Plainly, Mrs. Vick’s right to pursue a common law negligence claim related to purported physician malpractice implicates neither a fundamental right nor suspect classification. Therefore, this Court must apply the rational basis level of scrutiny to ascertain whether the statute can withstand an equal protection challenge. Heller v. Doe, at 319-21 (1993). The Virginia Supreme *129Court has held that a classification will not be invalidated merely because it results in some inequality or discrimination. King, 242 Va. at 411, 410 S.E.2d at 661. Instead, “the rational basis test is satisfied if the legislature could have reasonably concluded that the challenged classification would promote a legitimate state purpose.” Id.

In applying the rational basis test, this Court must consider whether the General Assembly’s enactment of Code § 38.2-5002(B) promotes any such purpose. I conclude it does. As noted in King, it is reasonably apparent that the General Assembly enacted the Act to remove the claims of neurologically injured infants from the tort system to decrease the cost of medical malpractice insurance premiums for all physicians, presumably because such premiums would deprive the public of obstetric medical care. See also the Interim Report of the Joint Subcommittee, “The Definition of Compensable Injury and the Funding Mechanism of the Virginia Birth-Related Neurological Injury Compensation Act,” House DocumentNo. 63, February 1990. Furthermore, it is also reasonably apparent that the General Assembly structured the Act so that once an injured infant is approved to receive benefits from the Fund, all other tort claims of both the infant and his parents and others, arising out of the delivery, would be barred. Accordingly, because Mrs. Vick has failed to demonstrate that the Act, and more specifically § 38.2-5002(B), does not promote a legitimate governmental purpose, I conclude that the challenged exclusive rights and remedy provision of the Act, as applied to mothers claiming injuries arising out of the labor and birth of a child receiving benefits from the Fund, is constitutional.

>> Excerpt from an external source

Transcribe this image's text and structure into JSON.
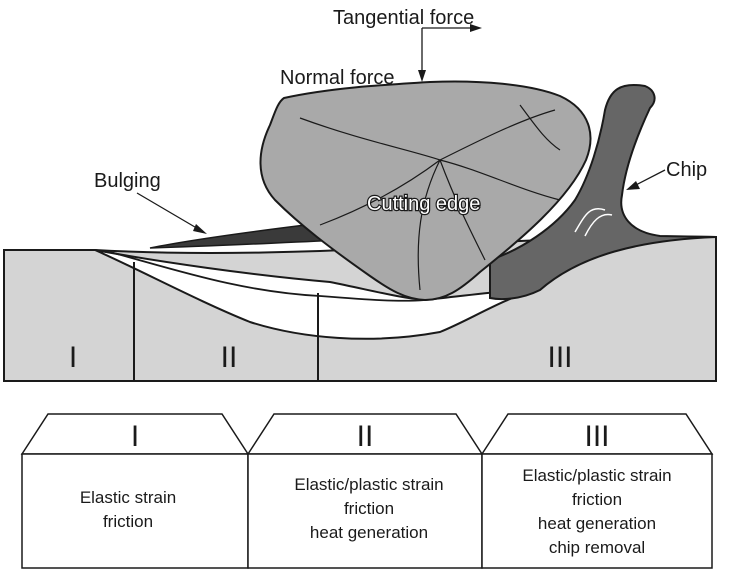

This Court grants Defendant Dr. Schulman’s Motion for Summary Judgment on the ground that the Act specifically excludes recovery by a parent whose claim arises out of or is related to a medical malpractice claim with respect to an injury sustained by an infant who is receiving benefits under the Act.

See Order of Deputy Commissioner Colville, Defendant Schulman’s Exhibit B.